Levanon further claimed that should the recommendation be adopted, the IDF would no longer be a Jewish army and he would advise anyone who asks him that they should not enlist.
“We’re all subordinated to the Shulchan Aruch, to the Rambam and to the Gemara, haredi and religious-Zionist alike, and the moment there is religious coercion, Halacha doesn’t permit compromise on adherence to Jewish law,” he said.
Rabbi Yehuda Gilad, head of Yeshivat Maalei Gilboa and rabbi of Kibbutz Lavi, called Levanon’s comments “unfortunate” and said that the entire episode of women singing in the army was like a “conversation of the deaf.”
“On the one hand soldiers should not insist on leaving such events, but on the other they really shouldn’t be forced to stay, Gilad told The Jerusalem Post.
“From a liberal perspective, the rights of minorities should be protected and the army should be more sensitive to the beliefs of religious soldiers. At the same time, from a Torah perspective, if people are offended by such a stance then ‘kavod habriut’ [respect for others] should override this law and soldiers should not insist on not attending such events.”

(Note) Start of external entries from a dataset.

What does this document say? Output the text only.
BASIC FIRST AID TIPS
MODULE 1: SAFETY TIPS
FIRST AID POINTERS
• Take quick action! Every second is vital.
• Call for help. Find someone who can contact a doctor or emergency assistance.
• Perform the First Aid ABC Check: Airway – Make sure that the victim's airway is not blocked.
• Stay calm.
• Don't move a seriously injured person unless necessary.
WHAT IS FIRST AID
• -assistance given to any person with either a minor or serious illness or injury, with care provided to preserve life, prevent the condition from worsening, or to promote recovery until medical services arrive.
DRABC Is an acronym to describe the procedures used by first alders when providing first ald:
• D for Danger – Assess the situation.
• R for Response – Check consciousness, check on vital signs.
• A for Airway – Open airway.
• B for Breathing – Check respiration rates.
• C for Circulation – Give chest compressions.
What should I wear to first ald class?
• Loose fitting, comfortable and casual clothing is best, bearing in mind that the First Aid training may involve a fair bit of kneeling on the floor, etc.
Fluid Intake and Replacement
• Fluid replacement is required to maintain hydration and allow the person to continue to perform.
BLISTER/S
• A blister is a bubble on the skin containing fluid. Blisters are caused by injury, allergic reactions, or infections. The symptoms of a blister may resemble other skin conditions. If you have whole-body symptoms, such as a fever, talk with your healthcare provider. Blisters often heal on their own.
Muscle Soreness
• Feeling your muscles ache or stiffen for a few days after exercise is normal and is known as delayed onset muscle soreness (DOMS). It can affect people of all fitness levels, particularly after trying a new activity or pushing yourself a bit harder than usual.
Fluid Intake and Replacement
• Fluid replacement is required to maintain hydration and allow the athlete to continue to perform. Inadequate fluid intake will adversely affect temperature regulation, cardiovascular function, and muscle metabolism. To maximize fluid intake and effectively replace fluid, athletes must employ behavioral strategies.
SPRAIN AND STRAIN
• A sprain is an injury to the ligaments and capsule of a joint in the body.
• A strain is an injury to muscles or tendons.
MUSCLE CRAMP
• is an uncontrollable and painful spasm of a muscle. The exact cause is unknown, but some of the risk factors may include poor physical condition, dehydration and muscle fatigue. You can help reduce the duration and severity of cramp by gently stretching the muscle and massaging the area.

Gilad also took issue with Levanon’s basic premise that obligating soldiers to stay at events with women singing constitutes a period of religious persecution, as defined by Jewish law.
“The concept of a period of religious persecution really doesn’t apply here,” he said. “If a foreign army is forcing Jews to convert, that’s a period of religious persecution. Comparing the IDF to the Roman army in this way, it’s completely unrealistic.”